Assessing Cost-effectiveness of Surgery for Cervical Degenerative Diseases

Value based health care is swiftly becoming a thing of the present and substantiation of treatments for spinal conditions will be necessary. Optimal treatment options need to be identified in value-based health care, where optimal can be defined as greatest gain in quality of life at the lowest cost to the patient and society. Overall there are very limited cost-effectiveness studies in spine surgery literature with cervical conditions being most neglected. A recent systematic review looked to identify if there is evidence present on the cost-effectiveness of operative treatment of cervical degenerative disc disease (DDD) conditions. Ultimately they stated that no definitive conclusion can be made secondary to the great limitations present in the small amount of current research on this topic.

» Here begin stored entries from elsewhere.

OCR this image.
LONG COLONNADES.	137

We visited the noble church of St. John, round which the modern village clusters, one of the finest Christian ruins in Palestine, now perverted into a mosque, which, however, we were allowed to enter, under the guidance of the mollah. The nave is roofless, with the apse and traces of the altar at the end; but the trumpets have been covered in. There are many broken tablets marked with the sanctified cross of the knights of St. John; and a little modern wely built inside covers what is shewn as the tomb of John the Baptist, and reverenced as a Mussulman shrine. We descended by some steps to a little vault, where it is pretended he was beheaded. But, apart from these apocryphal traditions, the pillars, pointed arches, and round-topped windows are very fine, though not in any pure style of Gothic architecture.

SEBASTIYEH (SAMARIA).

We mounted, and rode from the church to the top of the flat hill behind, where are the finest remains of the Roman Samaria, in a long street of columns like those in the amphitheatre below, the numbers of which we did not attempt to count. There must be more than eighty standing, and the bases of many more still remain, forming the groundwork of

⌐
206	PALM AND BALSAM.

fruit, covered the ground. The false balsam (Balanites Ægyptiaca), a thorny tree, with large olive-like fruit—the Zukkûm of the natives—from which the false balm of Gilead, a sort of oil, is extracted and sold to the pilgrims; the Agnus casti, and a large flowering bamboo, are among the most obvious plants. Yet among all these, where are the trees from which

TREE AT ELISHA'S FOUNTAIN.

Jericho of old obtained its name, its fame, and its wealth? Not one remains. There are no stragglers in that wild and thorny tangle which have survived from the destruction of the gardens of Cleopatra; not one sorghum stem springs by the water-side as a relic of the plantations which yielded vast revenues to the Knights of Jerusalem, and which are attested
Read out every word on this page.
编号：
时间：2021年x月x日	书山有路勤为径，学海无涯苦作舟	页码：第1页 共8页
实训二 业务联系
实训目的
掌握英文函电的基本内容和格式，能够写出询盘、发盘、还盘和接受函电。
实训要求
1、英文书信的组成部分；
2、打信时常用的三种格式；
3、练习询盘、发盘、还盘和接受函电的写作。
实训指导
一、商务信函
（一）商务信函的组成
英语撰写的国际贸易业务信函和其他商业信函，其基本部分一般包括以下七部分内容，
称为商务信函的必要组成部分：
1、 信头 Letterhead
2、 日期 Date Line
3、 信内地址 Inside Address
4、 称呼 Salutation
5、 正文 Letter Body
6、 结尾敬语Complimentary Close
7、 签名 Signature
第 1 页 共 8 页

Answers to four questions of interest were sought in performing this review to examine cost effectiveness of surgical treatment for cervical degenerative conditions. The first question looked at whether there was evidence present to suggest surgical intervention is cost-effective as compared with non-operative treatment for degenerative spinal conditions specifically cervical myelopathy (compression of the spinal cord within the neck) and cervical radiculopathy (compression or irritation of the spinal nerve roots in the neck). It was found that no full economic review existed relative to this question. The second question focused on evidence to suggest anterior cervical discectomy and fusion (ACDF) is cost-effective compared to cervical disc arthroplasty (CDR) for cervical myelopathy or radiculopathy. Only two economic evaluations were available which demonstrated that CDR is more cost-effective than ACDF for a patient with single-level cervical DDD and radiculopathy or myelopathy. The third question looked at whether evidence is present to suggest that surgeries based from the front of the neck were more cost-effective as compared to surgeries performed using a technique from the back of the neck for cervical myelopathy. Again only two economic evaluations were available. Surgery performed from the front did demonstrate increased cost-effectiveness at one-year postsurgery for patients with cervical myelopathy. The last question examined if evidence was present to suggest that surgeries performed from the front of the neck were more cost-effective as compared to surgical techniques performed from the back of the neck for cervical radiculopathy. In this case only one economic evaluation was available for analysis and this demonstrated that surgical techniques from the back are less costly than ACDF for patients with single-level radiculopathy.

There were several limitations found in this systematic review. Drawing conclusions off of only one or two studies is challenging and thus it was concluded that these questions must be further validated by additional high-quality investigations. Different types of surgical techniques (i.e. performed from the front or back) typically have a different subset of patients thus any conclusion made on cost-effectiveness may be influenced by patient demographics. Recent studies have further defined health utility indices in the study population as well as long-term complications. A repeat cost-effectiveness comparison utilizing this new information is still lacking.

Overall it was suggested that further analysis should adopt a standardized cost-utility methodology, which should include both comprehensive long-term follow-up costs and valid quality of life outcome questionnaire data. The authors of this review also recommended that the analyses should directly compare either non-operative versus operative intervention or two different surgical interventions using a cost-effectiveness ratio and being specific about whether it is a patient with myelopathy versus radiculopathy versus neck pain alone receiving treatment. They also felt that other surgical interventions should be explored and lastly that longer-term follow-up is necessary so that aspects such as adjacent level surgery, failure rates and clinical outcomes can be further defined.



References: Matthew D. Alvin, MBA, MA et al. Cervical Degenerative Disease Spine. Volume 39, No 225. pp 553-564.